Bending stiffness of transversal isotropic materials

Quasi-static bending of anisotropic and macroscopic homogeneous materials is studied as a two-dimensional elasticity problem. We extend a solution for beam-bending of isotropic materials found in the literature (Bower, 2010), where our selected form of a transversal isotropic material allows for a scalar Airy stress function which demonstrates exactness of the interior solution. We also consider the plane-strain assumption to simulate cylindrical plate bending.

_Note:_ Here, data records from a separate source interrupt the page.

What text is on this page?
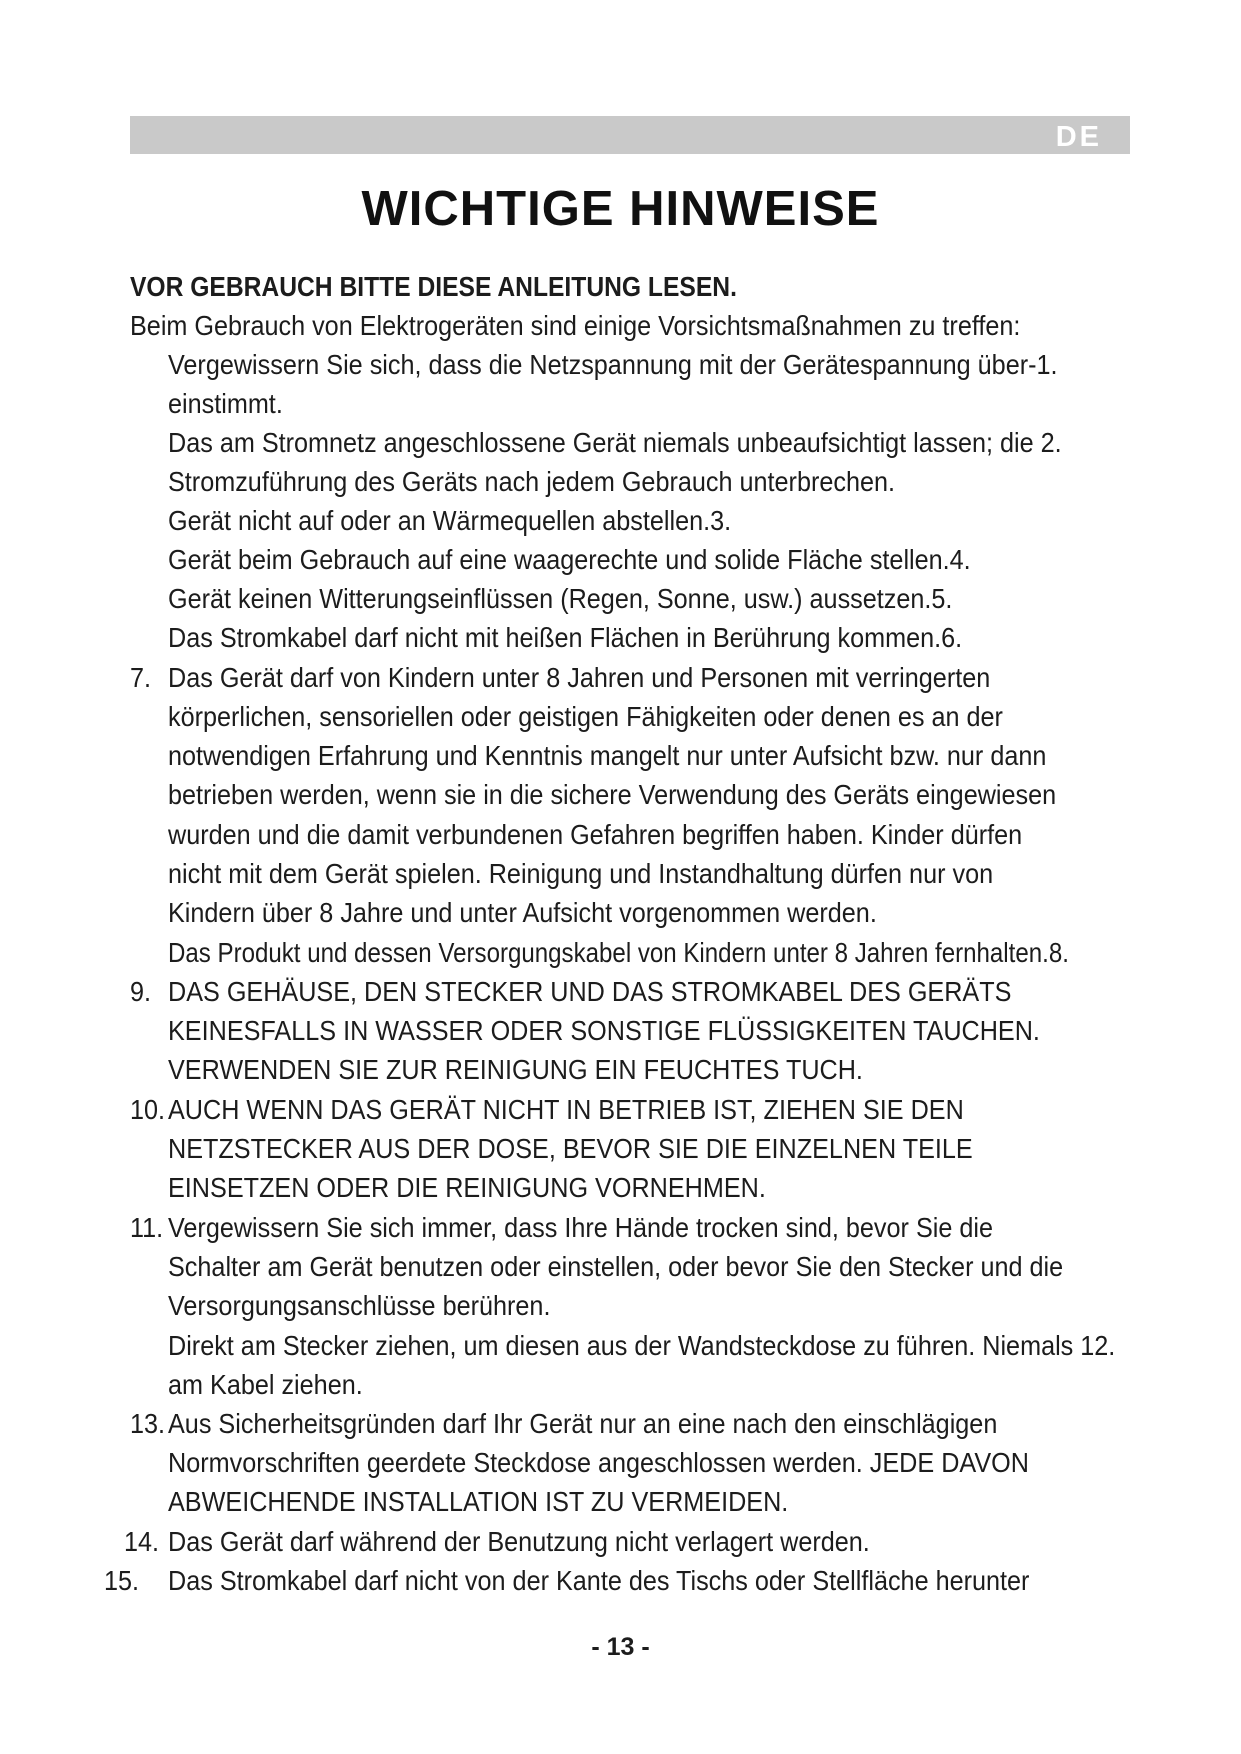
DE
WICHTIGE HINWEISE
VOR GEBRAUCH BITTE DIESE ANLEITUNG LESEN.
Beim Gebrauch von Elektrogeräten sind einige Vorsichtsmaßnahmen zu treffen:
Vergewissern Sie sich, dass die Netzspannung mit der Gerätespannung über-1.
einstimmt.
Das am Stromnetz angeschlossene Gerät niemals unbeaufsichtigt lassen; die 2.
Stromzuführung des Geräts nach jedem Gebrauch unterbrechen.
Gerät nicht auf oder an Wärmequellen abstellen.3.
Gerät beim Gebrauch auf eine waagerechte und solide Fläche stellen.4.
Gerät keinen Witterungseinflüssen (Regen, Sonne, usw.) aussetzen.5.
Das Stromkabel darf nicht mit heißen Flächen in Berührung kommen.6.
7. Das Gerät darf von Kindern unter 8 Jahren und Personen mit verringerten
körperlichen, sensoriellen oder geistigen Fähigkeiten oder denen es an der
notwendigen Erfahrung und Kenntnis mangelt nur unter Aufsicht bzw. nur dann
betrieben werden, wenn sie in die sichere Verwendung des Geräts eingewiesen
wurden und die damit verbundenen Gefahren begriffen haben. Kinder dürfen
nicht mit dem Gerät spielen. Reinigung und Instandhaltung dürfen nur von
Kindern über 8 Jahre und unter Aufsicht vorgenommen werden.
Das Produkt und dessen Versorgungskabel von Kindern unter 8 Jahren fernhalten.8.
9. DAS GEHÄUSE, DEN STECKER UND DAS STROMKABEL DES GERÄTS
KEINESFALLS IN WASSER ODER SONSTIGE FLÜSSIGKEITEN TAUCHEN.
VERWENDEN SIE ZUR REINIGUNG EIN FEUCHTES TUCH.
10. AUCH WENN DAS GERÄT NICHT IN BETRIEB IST, ZIEHEN SIE DEN
NETZSTECKER AUS DER DOSE, BEVOR SIE DIE EINZELNEN TEILE
EINSETZEN ODER DIE REINIGUNG VORNEHMEN.
11. Vergewissern Sie sich immer, dass Ihre Hände trocken sind, bevor Sie die
Schalter am Gerät benutzen oder einstellen, oder bevor Sie den Stecker und die
Versorgungsanschlüsse berühren.
Direkt am Stecker ziehen, um diesen aus der Wandsteckdose zu führen. Niemals 12.
am Kabel ziehen.
13. Aus Sicherheitsgründen darf Ihr Gerät nur an eine nach den einschlägigen
Normvorschriften geerdete Steckdose angeschlossen werden. JEDE DAVON
ABWEICHENDE INSTALLATION IST ZU VERMEIDEN.
14. Das Gerät darf während der Benutzung nicht verlagert werden.
15. Das Stromkabel darf nicht von der Kante des Tischs oder Stellfläche herunter
- 13 -
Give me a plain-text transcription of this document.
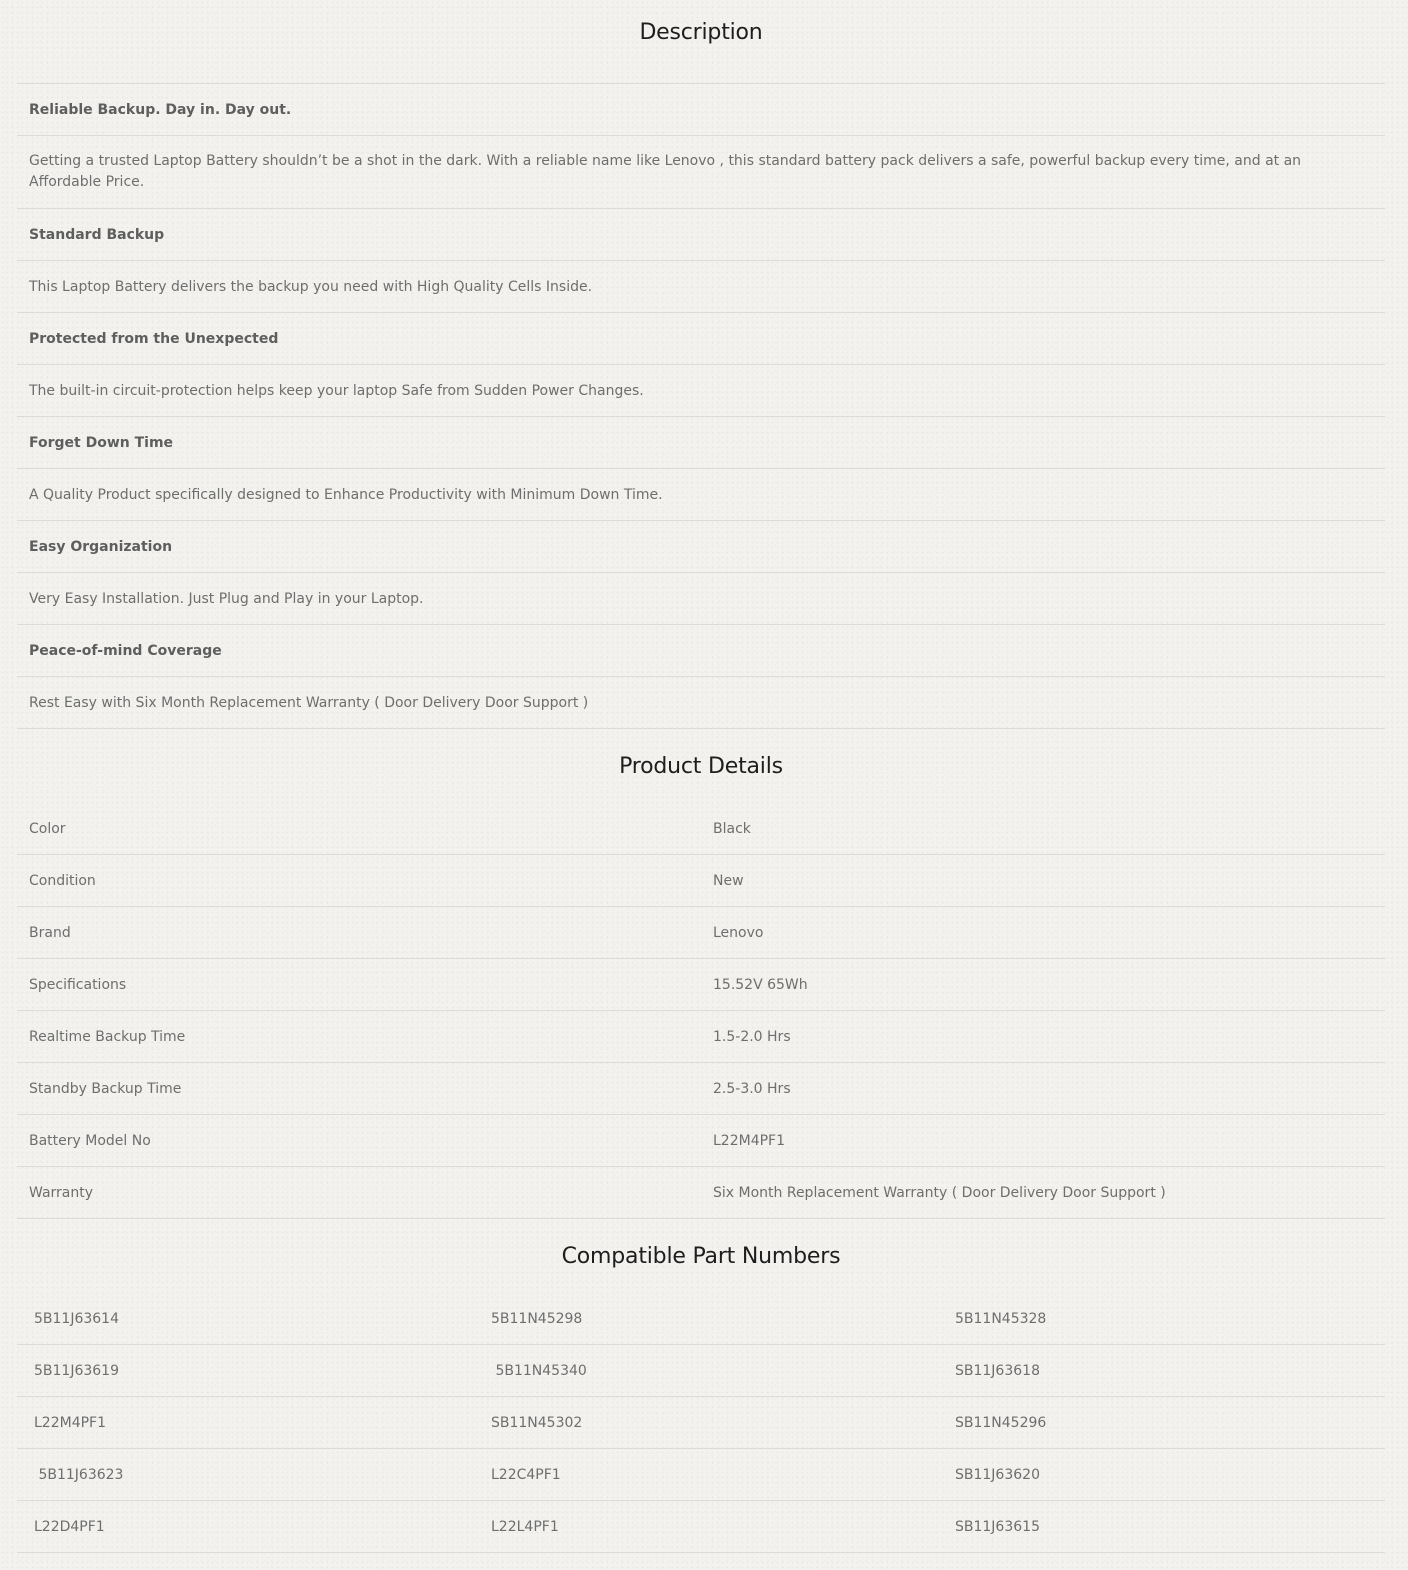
Description
Reliable Backup. Day in. Day out.
Getting a trusted Laptop Battery shouldn’t be a shot in the dark. With a reliable name like Lenovo , this standard battery pack delivers a safe, powerful backup every time, and at an Affordable Price.
Standard Backup
This Laptop Battery delivers the backup you need with High Quality Cells Inside.
Protected from the Unexpected
The built-in circuit-protection helps keep your laptop Safe from Sudden Power Changes.
Forget Down Time
A Quality Product specifically designed to Enhance Productivity with Minimum Down Time.
Easy Organization
Very Easy Installation. Just Plug and Play in your Laptop.
Peace-of-mind Coverage
Rest Easy with Six Month Replacement Warranty ( Door Delivery Door Support )
Product Details
Color	Black
Condition	New
Brand	Lenovo
Specifications	15.52V 65Wh
Realtime Backup Time	1.5-2.0 Hrs
Standby Backup Time	2.5-3.0 Hrs
Battery Model No	L22M4PF1
Warranty	Six Month Replacement Warranty ( Door Delivery Door Support )
Compatible Part Numbers
5B11J63614	5B11N45298	5B11N45328
5B11J63619	5B11N45340	SB11J63618
L22M4PF1	SB11N45302	SB11N45296
5B11J63623	L22C4PF1	SB11J63620
L22D4PF1	L22L4PF1	SB11J63615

However, violation of the essential boundary condition of the axial component of the inadmissible displacement field increases with increasing degree of anisotropy and we show that minimization of the violation in an average sense is effected by rigid-body rotation. Calculated center-line deflections reproduce Timoshenko's beam theory and its equivalent for cylindrical plate bending. The shear-correction factors of both depend on the degree of anisotropy and on Poisson's ratio. The accuracy of the theories is verified by comparison with FEM simulations. Finally, we address measurement of Young's modulus from standard three-point-bending tests and suggest that, given the typical specimen's rectangular cross-sectional aspect-ratios where the width is much larger than the height, an evaluation formula based on the plane-strain assumption gives more accurate results than the formulas suggested in the literature, which are based on the plane-stress assumption.